Böyle bir sanatçı, varoluşun şiirsel yapı özelliklerini algılayabilir. Düz mantığın sınırlarını aşarak kırılgan ilişkilerdeki farklı özü ve bütün karmaşıklığı, bütün gerçekliği içinde hayatın en gizemli görüngülerini olduğu gibi yansıtabilir.
(…)”
Mühürlenmiş Zaman, Andrey Tarkovski, Çev: Füsun Ant, Agora Kitaplığı, İstanbul, 2008, s. 7, 8
(…) Sanatçı, kendisine neredeyse bir mucize sonucu bahşedilmiş sayabileceğimiz yeteneğinin bedelini ödemek zorunda olan bir hizmetkardır. Günümüz insanı hiçbir şey feda etmeye yanaşmıyor; oysa gerçek bireyselliğe varmanın tek yolu özveriden geçer. (…)
(…)
(…) Sanatçının kendi sanatı uğruna verdiği mücadelenin vazgeçilmez koşulları, kendine inanmak, hizmet etmeye hazır olmak ve taviz vermemektir.
(…)
Şair, bir çocuğun hayal gücüne ve ruhsal yapısına sahip bir insandır. Hangi dünya görüşünü savunursa savunsun, dünyadan edindiği izlenim dolaysızdır; yani, sanatçı dünyayı ‘tanımlamaz’, dünya onundur.
(…)
Bir sanatçının konusunu ‘aradığı’nı söylemek yanlış olur. Konu, onun içinde tıpkı bir tohum gibi olgunlaşır ve şekillendirilmeyi bekler. Bu tıpkı bir doğuma benzer. Şu farkla ki şairin elinde gurur duyacağı hiçbir şey yoktur. Sanatçı, durumun hakimi değil, hizmetkarıdır.
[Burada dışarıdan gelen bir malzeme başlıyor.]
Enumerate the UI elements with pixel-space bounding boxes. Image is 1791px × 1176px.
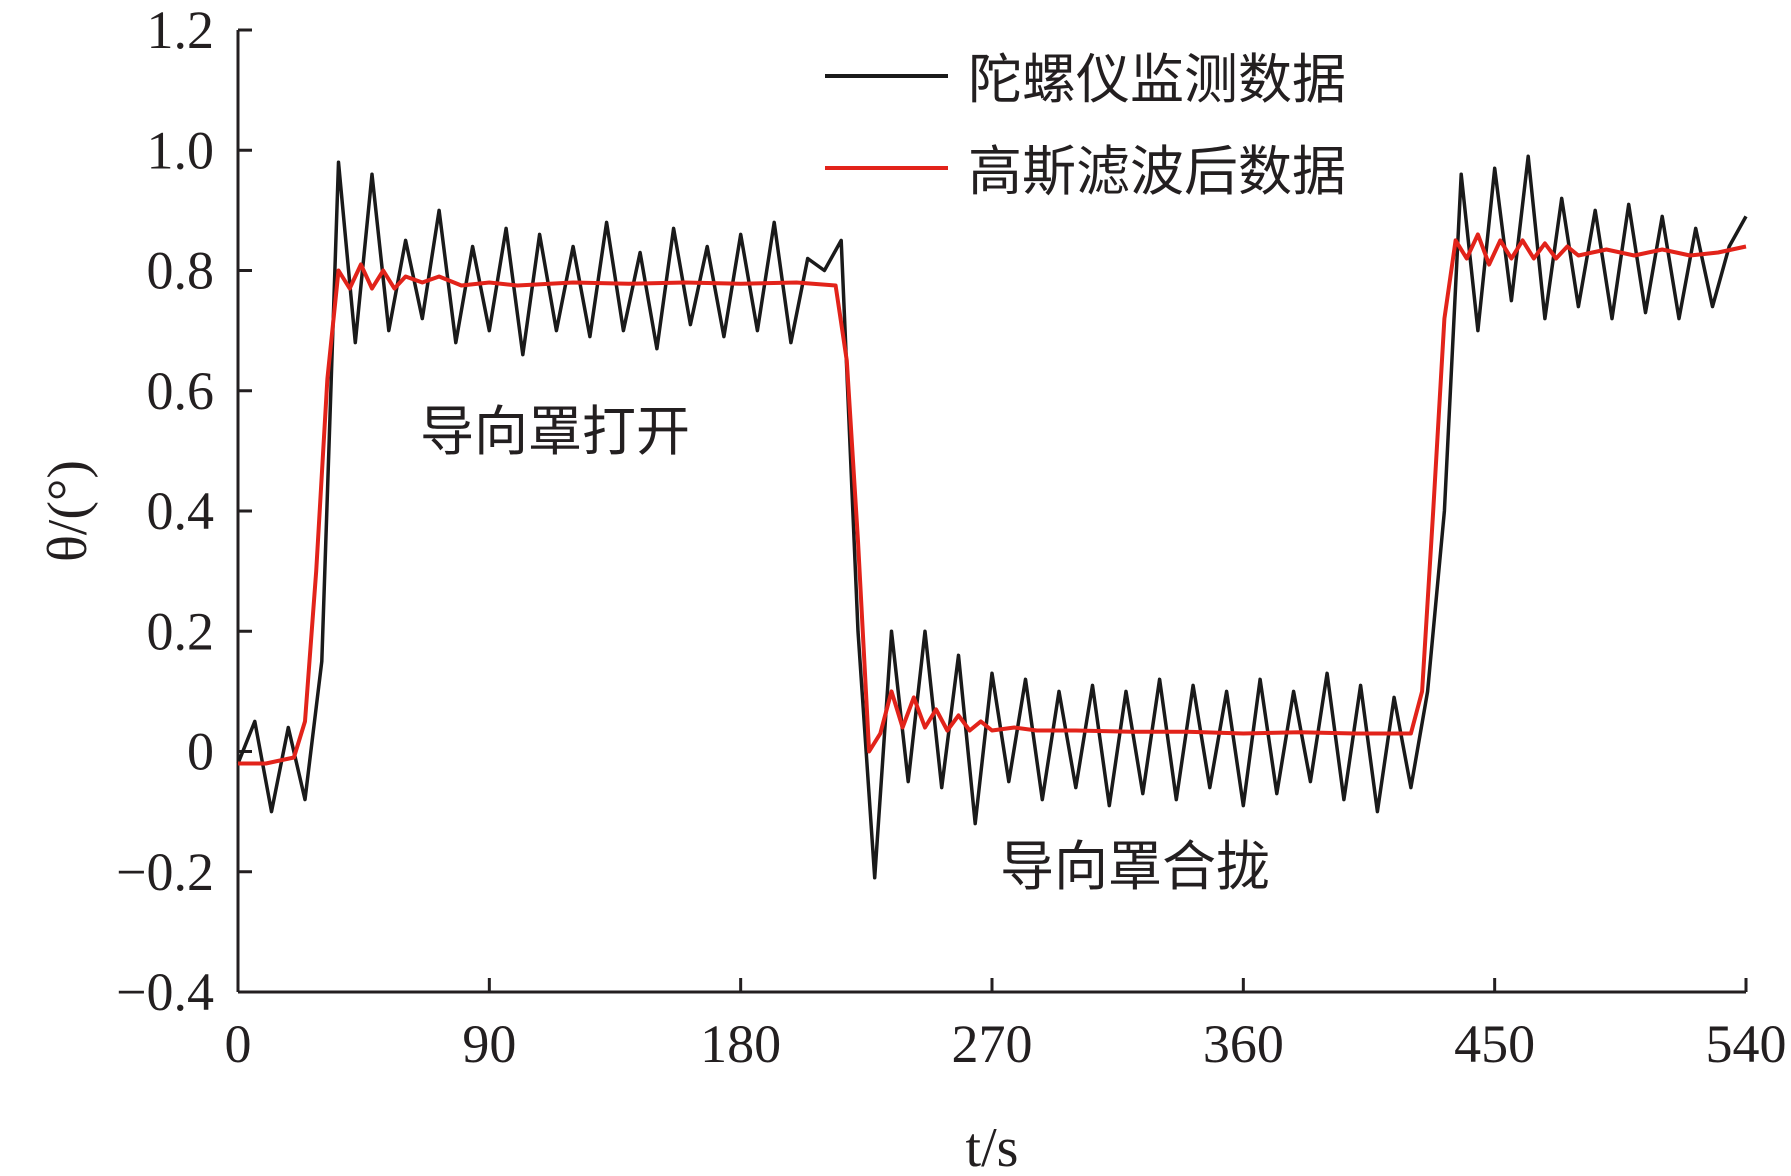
y-tick-label: −0.2 [116,842,214,902]
x-tick-label: 360 [1203,1014,1284,1074]
x-tick-label: 90 [462,1014,516,1074]
ticks: 0 90 180 270 360 450 540 −0.4 −0.2 0 0.2 0.4 0.6 0.8 1… [116,0,1786,1074]
y-tick-label: 0 [187,722,214,782]
x-tick-label: 180 [700,1014,781,1074]
y-tick-label: 0.8 [147,241,215,301]
filtered-line [238,232,1747,766]
x-axis-label: t/s [966,1117,1019,1176]
y-tick-label: 0.2 [147,601,215,661]
y-tick-label: 0.4 [147,481,215,541]
y-tick-label: 1.2 [147,0,215,60]
annotation-close: 导向罩合拢 [1000,835,1270,898]
x-tick-label: 540 [1706,1014,1787,1074]
series-layer [236,154,1748,880]
legend-label-gyro: 陀螺仪监测数据 [968,48,1346,111]
y-tick-label: 1.0 [147,120,215,180]
gyro-raw-line [236,154,1748,880]
y-axis-label: θ/(°) [37,460,99,562]
series-gyro-raw [236,154,1748,880]
y-tick-label: 0.6 [147,361,215,421]
series-gaussian-filtered [238,232,1747,766]
x-tick-label: 450 [1454,1014,1535,1074]
annotation-open: 导向罩打开 [420,400,690,463]
y-tick-label: −0.4 [116,962,214,1022]
x-tick-label: 270 [952,1014,1033,1074]
legend: 陀螺仪监测数据 高斯滤波后数据 [825,48,1346,203]
x-tick-label: 0 [225,1014,252,1074]
legend-label-filtered: 高斯滤波后数据 [968,140,1346,203]
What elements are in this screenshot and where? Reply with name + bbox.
Yaratıcılık, onun için mümkün olan yegane var oluş biçimidir ve yarattığı her eser, onun için gönüllü olarak kaçamayacağı bir eylemdir. (…)
(…)
İnsan bir başyapıtla karşılaştığında kendi içinde, sanatçıya da ilham veren sesi duymaya başlar. (…)
(…)
Sanat eserini yorumlayan kimse, genelde belli bir soru karşısında aldığı tavrı sergilemek amacıyla belli bir alana yönelir, bunu yaparken de eserin kendisinden yayılan, duygu bakımından canlı ve dolaysız ilişkiyi ele almaktan kaçınır. Çünkü bu tür katışıksız bir algılama için, olağanüstü derecede gelişmiş, özgün, bağımsız ve deyim yerindeyse ‘masum’ bir yargılama yeteneğinin var olması gerekir. Halbuki genelde insan, o ana kadar bildiği örnekler ve olgular bağlamında kendi fikrinin onaylanması peşinde koşarak sanat eserlerini öznel tahminleriyle ya da kişisel deneyimleriyle benzeşmesine göre değerlendirir. (…)”
agy s. 29-35
“(…) Hareket ve yenileme adına yıkmaya mahkum edilen bu Tanrı tarafından seçilmiş kurbanlar, bir yandan mutluluk peşinde koşarlar, öte yandan bu mutluluğun hiçbir zaman somutlaşabilir bir gerçeklik, gerçekleştirilebilir bir durum olarak var olamayacağını bilir, bu iki çelişik olgu arasında durmadan gidip gelirler. (…)
(…)
(…) Kim sanatın duygusal tezlerinden etkilenmez, onlara inanmazsa o, radyoaktif bir hastalığa -bilinçsizce ve hiç farkına bile varmadan- yakalanma tehlikesiyle karşı karşıyadır… Hem de, dünyanın üç balinanın sırtına yerleştirilmiş bir tepsi olduğuna inanan insanların geniş yüzünde beliren o aptal, huzur dolu tebessümle…
(…)
(…) Bir dahinin, gerçeğin peşinde, dünyayı ve kendini tanımanın peşinde canla başla koşması, eserin güçlü olmayan, hatta ‘başarısız’ diye adlandırılan bölümlerine bile özel bir anlam yükler.
(…)”
agy s. 39-42
“(…) Sinema zaten doğası gereği, gerçeği örtbas etmekle değil, aksine aydınlatmakla yükümlüdür (ayrıca en ilginç ve de en korkunç rüya, özellikle en ince ayrıntısına kadar hatırlanabilen rüyadır).
(…)”
agy s. 58
“(…)
Seyirci aldığı bir sinema biletiyle kendi deneyimindeki gedikleri kapatmaya çalışır, yani bir anlamda ‘yitirilmiş’ bir zamanın peşini kovalar. Bu sayede, huzursuzluk ve iletişimsizlikle belirlenen çağdaş hayatın yarattığı o manevi boşluğu doldurmayı umar.
(…)”
agy s. 70
“(…) Gerçekçilik, gerçeğe ulaşma çabasıdır ve gerçek her zaman güzeldir. (…)”
agy s. 100
“(…)
Hemen baştan söyleyeyim: Senaryo benim gözümde hiçbir zaman özel bir edebi değer taşımadı. Asla! Bir senaryo ne kadar filmselse, edebi başarı sağlama umudu o kadar azdır. Bu yönüyle pek çok tiyatro oyunundan farklı bir konuma sahiptir. Ayrıca, gerçek bir edebi değeri olan bir film senaryosuna bugüne kadar hiç rastlanmamıştır.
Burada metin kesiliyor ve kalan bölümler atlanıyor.